Yesterday I chose to focus mainly on organ music, specifically, two out of the three pieces I chose used solo stops. That means you only use on stop or set of pipes for a melody line. You generally don't hear this in hymn playing, so it was fun to play with some of the different sounds that the organ at St. Andrew's has.

Roddie sang a lovely, very lenten, solo about Jesus walking through the valley.

Saturday 15 March 2014

The Music This Week: March 16th, 2014

The sermon this week will be dealing with lament and when I consider lament and music, the two composers that immediately jump to mind are Bach and Chopin. Because we got to enjoy Bach and his contemporaries last week, I chose to focus the music selections on Chopin and his contemporaries.

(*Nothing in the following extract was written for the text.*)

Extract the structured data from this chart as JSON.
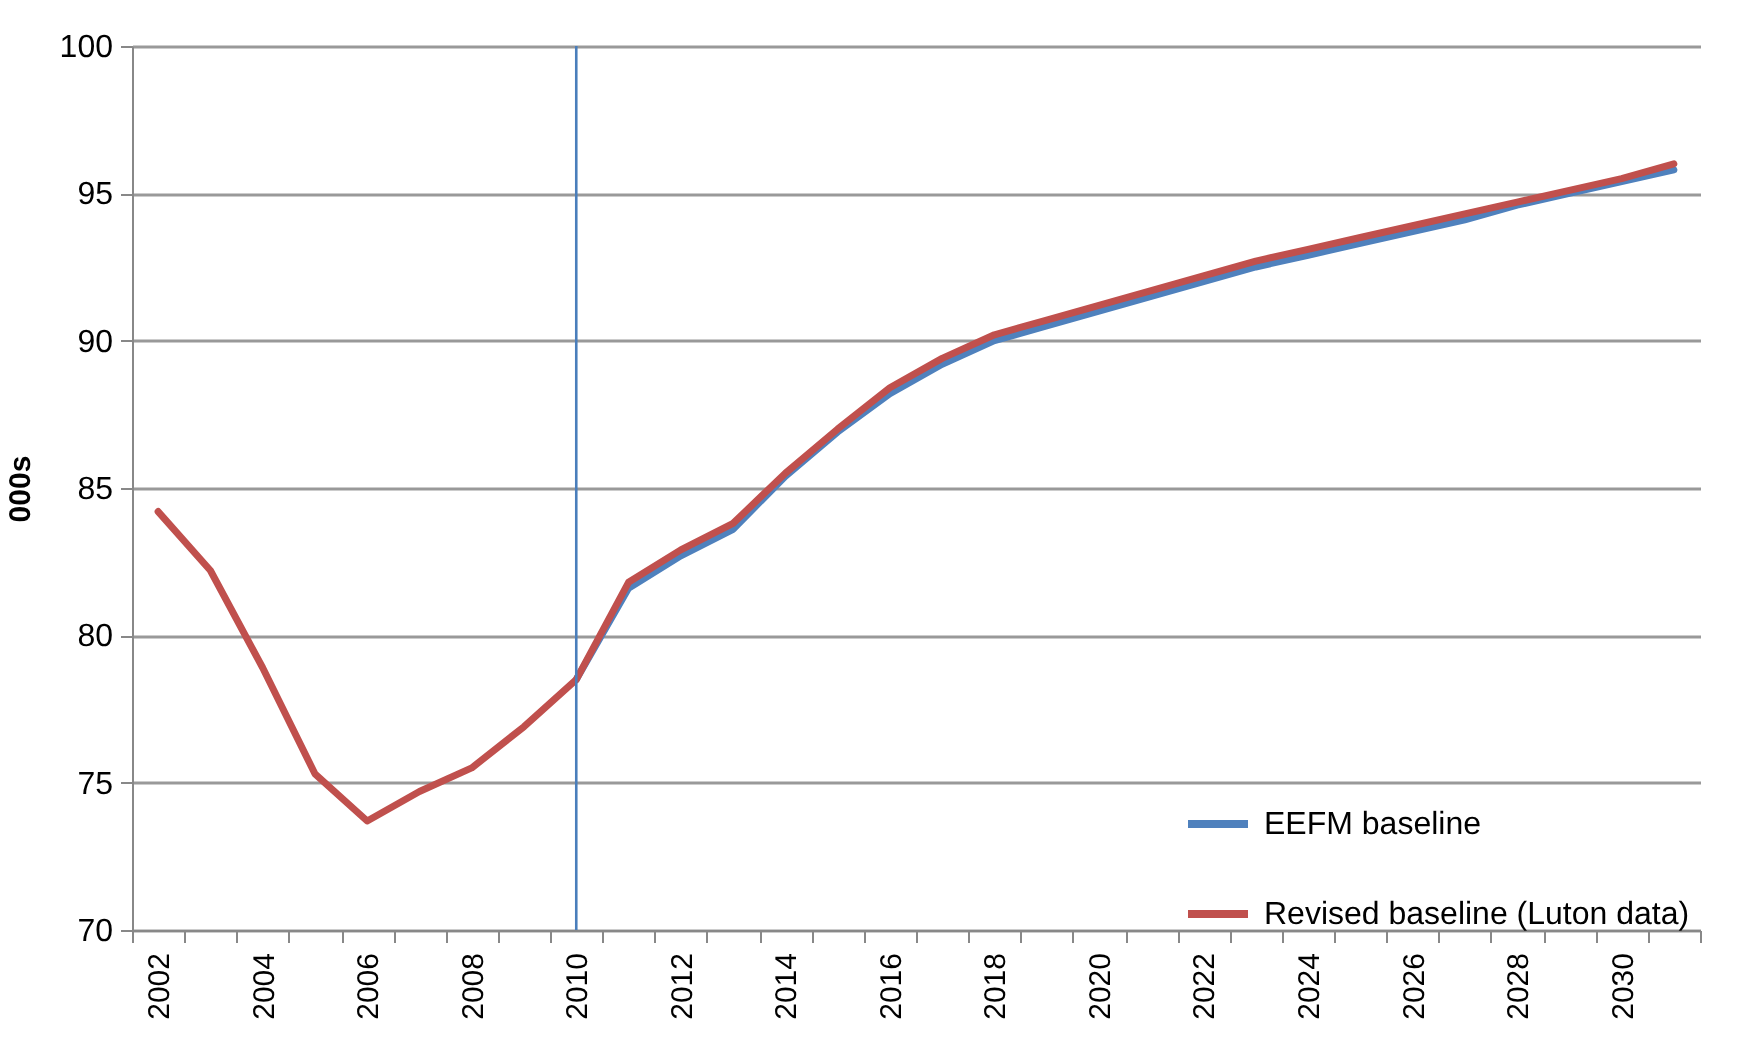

Chopin often very effectively captured a sense of melancholy within his music. He had a gift for writing melodies that seem to sing on the piano. I hope you will hear this in the postlude, Nocturne in E minor, Op. posth. 72, which is one of my favourite pieces for piano.

Our anthem, sung by the adult choir, will break from this theme a little bit. It is a piece that Scott learned in Ohio while away for continuing education and he recommended it because of the relevance of the text to his preaching during lent. It is a contemporary worship piece which moves between a more subdued verse and somewhat impassioned chorus. It's very pretty and we will be revisiting it as a hymn in the coming weeks.

Friday 7 March 2014

Easter Choir

The Adult Choir would like to invite you to join them for Good Friday and Easter.

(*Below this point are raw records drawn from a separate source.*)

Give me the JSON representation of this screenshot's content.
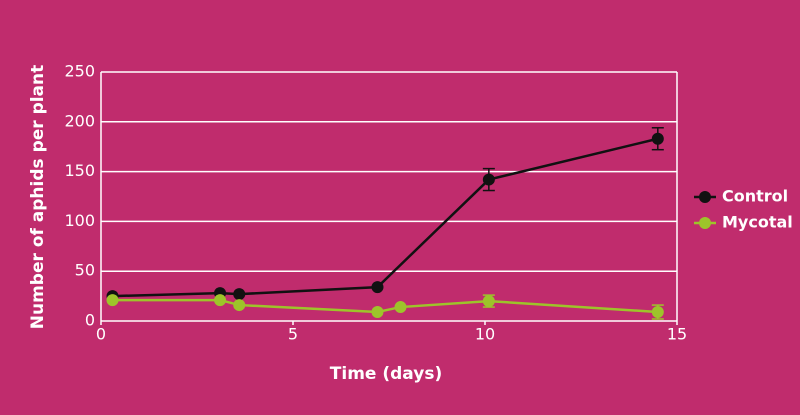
{
  "chart_data": {
    "type": "line",
    "x_label": "Time (days)",
    "y_label": "Number of aphids per plant",
    "xlim": [
      0,
      15
    ],
    "xticks": [
      0,
      5,
      10,
      15
    ],
    "ylim": [
      0,
      250
    ],
    "yticks": [
      0,
      50,
      100,
      150,
      200,
      250
    ],
    "grid": true,
    "legend": "right",
    "series": [
      {
        "name": "Control",
        "color": "#111111",
        "x": [
          0.3,
          3.1,
          3.6,
          7.2,
          10.1,
          14.5
        ],
        "values": [
          25,
          28,
          27,
          34,
          142,
          183
        ],
        "errors": [
          null,
          null,
          null,
          null,
          11,
          11
        ]
      },
      {
        "name": "Mycotal",
        "color": "#9dc42a",
        "x": [
          0.3,
          3.1,
          3.6,
          7.2,
          7.8,
          10.1,
          14.5
        ],
        "values": [
          21,
          21,
          16,
          9,
          14,
          20,
          9
        ],
        "errors": [
          null,
          null,
          null,
          null,
          null,
          6,
          7
        ]
      }
    ]
  }
}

This is a great chance for those who can't make it to choir all the time but are interested in singing or those who aren't sure if they would like being in the choir to give it a try for a short time.

The Easter Choir will meet on Thursdays from March 27th to April 17th from 7:30 to 8:15.

The Music This Week: March 9th, 2014

For the first Sunday in lent I asked Madison Lightfoot to sing a beautiful piece call Bist Du Bei Mir by Gottfried Heinrich Stötzel. The piece has often been attributed to J.S. Bach, but is stylistically significantly different from his work. Many of you will recognize the tune, it's sung with a number of different texts and is even found in some hymn books. She's going to be singing an English version.

Bist Du Bei Mir is a simple and melodic composition and I chose pieces from the same era, the Baroque era, with similar attributes for the prelude, offertory, and postlude. Somewhat ironically, the prelude, Prelude in G minor, has also been attributed to Bach (even the edition I just bought says that it's by Bach) but it was probably written by one of his pupils.

Saturday 1 March 2014

The Music This Week: March 2nd, 2014

Even though it's not Black History Month anymore I decided we should do another Sunday of African-American music. There was a lot of positive response and excitement surrounding last week's music, so I thought we should spend some more time with upbeat music before delving into lent. 

The Adult Choir is singing an African-American folk song found in our hymn book. Jesus, Jesus, Jesus in the morning has a laid-back, simple melody with rich harmonies making it a lovely little piece.